At the same time, the number of potential college-age students will continue to decline across the nation until the year 2015 (Western Interstate Commission for Higher Education, WICHE), and the number of Hispanic and Asian students is growing rapidly in place of a declining white population. The biggest hit in the number of potential, traditional-age students is in the Midwest and Northeast, where the potential market is predicted to decline by 10%. (As an interesting side note, 55% of private universities and colleges are in these same geographic markets.) There are more schools competing for fewer students.
Competition across state lines for students is also well chronicled. In particular, as state schools have their budgets cut, they are looking for additional sources of revenue, which means the state next door or the international student. Higher paying, out-of-state students are becoming more and more attractive as a means to remain financially sound.
As we compete for students, resources and reputation in an increasingly competitive marketplace, marketing is one tool among many that is necessary for colleges and universities to use as they navigate the future. Sound finance, strong HR (think quality faculty and staff), good use of physical resources and technology are all part of the equation.
Why are chief marketing officers on the rise? How about because the level of competition is rapidly increasing and that marketing, as demonstrated in this article, is misunderstood and underappreciated by many on campus (although as the article stated, this is changing).
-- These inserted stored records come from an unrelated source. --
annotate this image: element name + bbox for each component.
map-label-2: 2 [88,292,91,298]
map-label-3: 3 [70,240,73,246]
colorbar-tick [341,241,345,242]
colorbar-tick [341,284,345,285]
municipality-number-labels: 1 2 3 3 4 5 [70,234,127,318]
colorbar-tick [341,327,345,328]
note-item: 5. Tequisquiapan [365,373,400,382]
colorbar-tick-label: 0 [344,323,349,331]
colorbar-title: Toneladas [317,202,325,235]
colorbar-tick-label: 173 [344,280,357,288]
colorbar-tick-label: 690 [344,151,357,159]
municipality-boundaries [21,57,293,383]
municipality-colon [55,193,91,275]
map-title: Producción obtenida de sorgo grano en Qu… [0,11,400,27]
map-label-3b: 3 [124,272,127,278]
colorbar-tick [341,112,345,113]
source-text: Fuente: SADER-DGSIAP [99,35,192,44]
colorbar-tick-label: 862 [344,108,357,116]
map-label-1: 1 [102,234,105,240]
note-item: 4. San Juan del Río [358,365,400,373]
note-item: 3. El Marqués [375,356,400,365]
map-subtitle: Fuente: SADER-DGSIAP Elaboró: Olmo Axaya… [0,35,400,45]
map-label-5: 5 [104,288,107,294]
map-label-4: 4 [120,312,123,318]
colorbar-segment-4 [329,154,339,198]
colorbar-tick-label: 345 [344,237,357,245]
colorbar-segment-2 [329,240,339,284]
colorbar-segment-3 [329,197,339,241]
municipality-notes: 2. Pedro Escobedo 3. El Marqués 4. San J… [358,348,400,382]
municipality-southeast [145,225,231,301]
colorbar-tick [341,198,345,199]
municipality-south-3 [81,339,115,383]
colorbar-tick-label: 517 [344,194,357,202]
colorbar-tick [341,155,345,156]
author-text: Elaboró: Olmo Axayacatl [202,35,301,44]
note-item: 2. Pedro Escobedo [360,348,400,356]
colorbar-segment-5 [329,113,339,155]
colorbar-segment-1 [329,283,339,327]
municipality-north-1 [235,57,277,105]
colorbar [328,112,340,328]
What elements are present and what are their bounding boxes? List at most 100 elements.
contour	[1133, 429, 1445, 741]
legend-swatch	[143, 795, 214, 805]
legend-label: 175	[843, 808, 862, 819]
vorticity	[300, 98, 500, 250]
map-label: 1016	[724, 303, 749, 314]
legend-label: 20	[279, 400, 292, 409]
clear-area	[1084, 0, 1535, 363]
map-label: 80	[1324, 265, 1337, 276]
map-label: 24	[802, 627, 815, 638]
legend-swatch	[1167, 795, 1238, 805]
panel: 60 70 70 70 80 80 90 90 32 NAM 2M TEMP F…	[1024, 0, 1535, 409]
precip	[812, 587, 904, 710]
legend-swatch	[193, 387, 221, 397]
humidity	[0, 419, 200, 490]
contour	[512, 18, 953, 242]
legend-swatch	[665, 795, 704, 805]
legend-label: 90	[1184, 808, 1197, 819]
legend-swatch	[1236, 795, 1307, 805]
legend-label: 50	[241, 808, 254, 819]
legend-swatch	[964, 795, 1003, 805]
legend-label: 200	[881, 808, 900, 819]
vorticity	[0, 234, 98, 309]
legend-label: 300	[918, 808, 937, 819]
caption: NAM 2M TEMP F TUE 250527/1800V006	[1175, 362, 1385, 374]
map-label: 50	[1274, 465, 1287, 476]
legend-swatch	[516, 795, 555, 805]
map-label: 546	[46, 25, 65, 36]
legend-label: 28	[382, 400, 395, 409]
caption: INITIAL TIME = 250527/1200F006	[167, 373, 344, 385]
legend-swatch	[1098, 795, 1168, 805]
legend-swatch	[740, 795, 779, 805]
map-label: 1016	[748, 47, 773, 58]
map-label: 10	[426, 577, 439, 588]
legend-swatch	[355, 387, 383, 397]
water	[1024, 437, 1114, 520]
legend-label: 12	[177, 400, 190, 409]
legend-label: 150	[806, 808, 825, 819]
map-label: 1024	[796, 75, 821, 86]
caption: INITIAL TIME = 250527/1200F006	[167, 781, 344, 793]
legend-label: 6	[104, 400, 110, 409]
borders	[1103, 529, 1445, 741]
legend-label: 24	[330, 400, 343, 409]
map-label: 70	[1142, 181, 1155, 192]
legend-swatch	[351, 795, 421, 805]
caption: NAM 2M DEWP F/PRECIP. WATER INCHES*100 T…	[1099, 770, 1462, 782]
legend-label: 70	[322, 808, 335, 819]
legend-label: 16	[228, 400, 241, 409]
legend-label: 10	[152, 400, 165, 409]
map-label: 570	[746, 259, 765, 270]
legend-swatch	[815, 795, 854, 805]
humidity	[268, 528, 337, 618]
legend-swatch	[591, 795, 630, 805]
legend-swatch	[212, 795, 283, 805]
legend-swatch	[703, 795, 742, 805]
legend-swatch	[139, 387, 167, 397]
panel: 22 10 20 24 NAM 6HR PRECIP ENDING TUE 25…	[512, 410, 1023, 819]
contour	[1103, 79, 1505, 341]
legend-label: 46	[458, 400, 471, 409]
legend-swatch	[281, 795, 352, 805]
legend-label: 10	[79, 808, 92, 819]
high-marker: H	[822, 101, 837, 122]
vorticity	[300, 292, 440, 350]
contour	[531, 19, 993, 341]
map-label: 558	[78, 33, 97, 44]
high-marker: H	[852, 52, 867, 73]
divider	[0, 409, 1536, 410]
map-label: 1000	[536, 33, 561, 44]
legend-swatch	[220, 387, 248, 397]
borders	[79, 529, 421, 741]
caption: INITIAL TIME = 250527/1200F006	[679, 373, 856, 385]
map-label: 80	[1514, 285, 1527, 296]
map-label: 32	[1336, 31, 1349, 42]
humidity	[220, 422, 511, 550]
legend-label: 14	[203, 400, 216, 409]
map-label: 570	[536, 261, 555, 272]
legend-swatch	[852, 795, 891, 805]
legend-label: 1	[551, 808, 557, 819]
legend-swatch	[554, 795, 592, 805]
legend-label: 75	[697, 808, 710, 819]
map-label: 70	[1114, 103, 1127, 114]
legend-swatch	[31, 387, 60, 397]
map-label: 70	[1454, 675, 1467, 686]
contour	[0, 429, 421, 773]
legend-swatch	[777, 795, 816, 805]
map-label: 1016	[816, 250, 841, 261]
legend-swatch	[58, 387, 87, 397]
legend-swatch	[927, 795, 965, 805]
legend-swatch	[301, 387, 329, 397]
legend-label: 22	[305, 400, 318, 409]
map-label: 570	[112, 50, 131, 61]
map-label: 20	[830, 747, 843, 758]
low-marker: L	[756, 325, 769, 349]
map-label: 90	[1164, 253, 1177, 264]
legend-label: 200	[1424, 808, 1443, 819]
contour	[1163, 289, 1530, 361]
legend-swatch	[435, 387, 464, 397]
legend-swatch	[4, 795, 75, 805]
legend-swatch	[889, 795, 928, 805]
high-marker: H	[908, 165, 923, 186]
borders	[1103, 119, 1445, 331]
The skill set is often found outside the academy where the competition and its impact are better understood.
It is important to note that every organization that wants to distinguish itself from the competition, ensure it is relevant to its constituents, or make sure it is visible to those who might be interested in what it’s doing or what it is offering, needs to understand and practice effective marketing. This is true if you are a for-profit, a non-profit, a NGO, a political candidate or a university. For many years colleges did zero marketing believing in the adage “if you build it, they will come.” The reality is, this only happens in the movies.